Fractures of Capitate
The capitate is the largest carpal bone. Capitate fractures of the wrist which initially were thought to be rare are being reported more commonly and it is thought that they were missed quite often earlier.
Two injury mechanisms are postulated:
- Direct blow
- A fall on outstretched hand with the wrist in dorsiflexion.
The patient would present with a swelling after the injury to the wrist in the line of the third and fourth metacarpal. Tenderness may be present
Fractures of the capitate can usually be identified on standard scaphoid views. CT scans and MRI may be necessary to detect occult capitate fractures.
Recommended treatment of capitate fractures includes early immobilization for 6 to 12 weeks. Excision of very small proximal fragments has also been described.
Herbert screw fixation may be needed in displaced fragments.
Hamate fractures are rare though a recent increase in the incidence has been noticed following rising of sports activities.
Fractures of Hamate
Hamate fractures are thus classified as type I fractures involving the hook and type II fractures involving the body. Type I fractures are more common than type II fractures.
Most of the hamate hook fractures are seen in individuals who participate in sports involving a racquet, bat, or club or in individuals who have a history of falling on an outstretched hand.
Hamate body fractures may be caused by direct trauma.
Hamate body fractures are commonly associated with dislocation of the fourth and fifth fingers. ally require internal fixation because of the high incidence of instability in these injuries.
The usual complaint is of pain in the wrist in the line of fourth and fifth metacarpal. The pain is aggravated by grasp, pain with dorso-ulnar deviation.
Physical examination reveals tenderness on palpation over the hook of the hamate. There would be a decrease in grip strength. Sometimes, ulnar nerve my get involved [Compression in Guyon’s canal] and paresthesia may be present in the fourth and fifth fingers.
Few of the cases are completely asymptomatic when an acute injury occurs and only present when chronic condition develops.
Many authors recommend carpal tunnel but the view may be difficult to obtain due to positioning problems.
CT is considered a better method for detection of these fractures. MRI may aid in the detection of associated soft tissue injuries.
A study of the literature shows that conservative treatment which was common in the past might have resulted in nonunion rates greater than 50% and as high as 80-90%.

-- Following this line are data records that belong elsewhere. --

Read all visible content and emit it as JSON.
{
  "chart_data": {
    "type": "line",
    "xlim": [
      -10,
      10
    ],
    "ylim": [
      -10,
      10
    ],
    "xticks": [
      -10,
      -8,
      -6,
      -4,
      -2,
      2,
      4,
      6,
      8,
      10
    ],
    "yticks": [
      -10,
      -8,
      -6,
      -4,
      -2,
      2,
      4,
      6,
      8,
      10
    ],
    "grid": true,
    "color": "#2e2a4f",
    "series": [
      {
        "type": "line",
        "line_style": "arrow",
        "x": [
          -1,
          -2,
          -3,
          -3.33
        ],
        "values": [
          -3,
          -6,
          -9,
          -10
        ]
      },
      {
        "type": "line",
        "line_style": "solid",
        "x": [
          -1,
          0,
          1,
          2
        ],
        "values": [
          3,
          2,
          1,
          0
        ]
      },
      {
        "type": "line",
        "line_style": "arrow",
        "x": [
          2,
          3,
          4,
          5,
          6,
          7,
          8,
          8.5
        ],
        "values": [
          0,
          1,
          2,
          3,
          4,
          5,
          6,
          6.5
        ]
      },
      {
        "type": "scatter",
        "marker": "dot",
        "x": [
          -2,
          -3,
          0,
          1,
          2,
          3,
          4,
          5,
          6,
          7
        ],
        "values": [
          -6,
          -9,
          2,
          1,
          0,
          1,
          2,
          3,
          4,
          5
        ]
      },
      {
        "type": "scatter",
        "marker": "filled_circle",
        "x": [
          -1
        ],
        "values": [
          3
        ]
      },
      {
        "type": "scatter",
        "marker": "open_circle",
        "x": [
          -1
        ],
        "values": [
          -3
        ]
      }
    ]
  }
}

Therefore there is an increasing trend to operate these fractures.
Two types of surgeries are commonly performed for hamate hook fractures.
- Excision of the hook itself.
- Open reduction and internal fixation
One of the important complications is entrapment of the ulnar nerve and requires decompression of Guyon’s canal.
Other reported complications of ununited hook fractures include-
- Carpal tunnel syndrome
- Ulnar artery compromise
- Partial or complete flexor tendon ruptures involving the fourth, fifth fingers.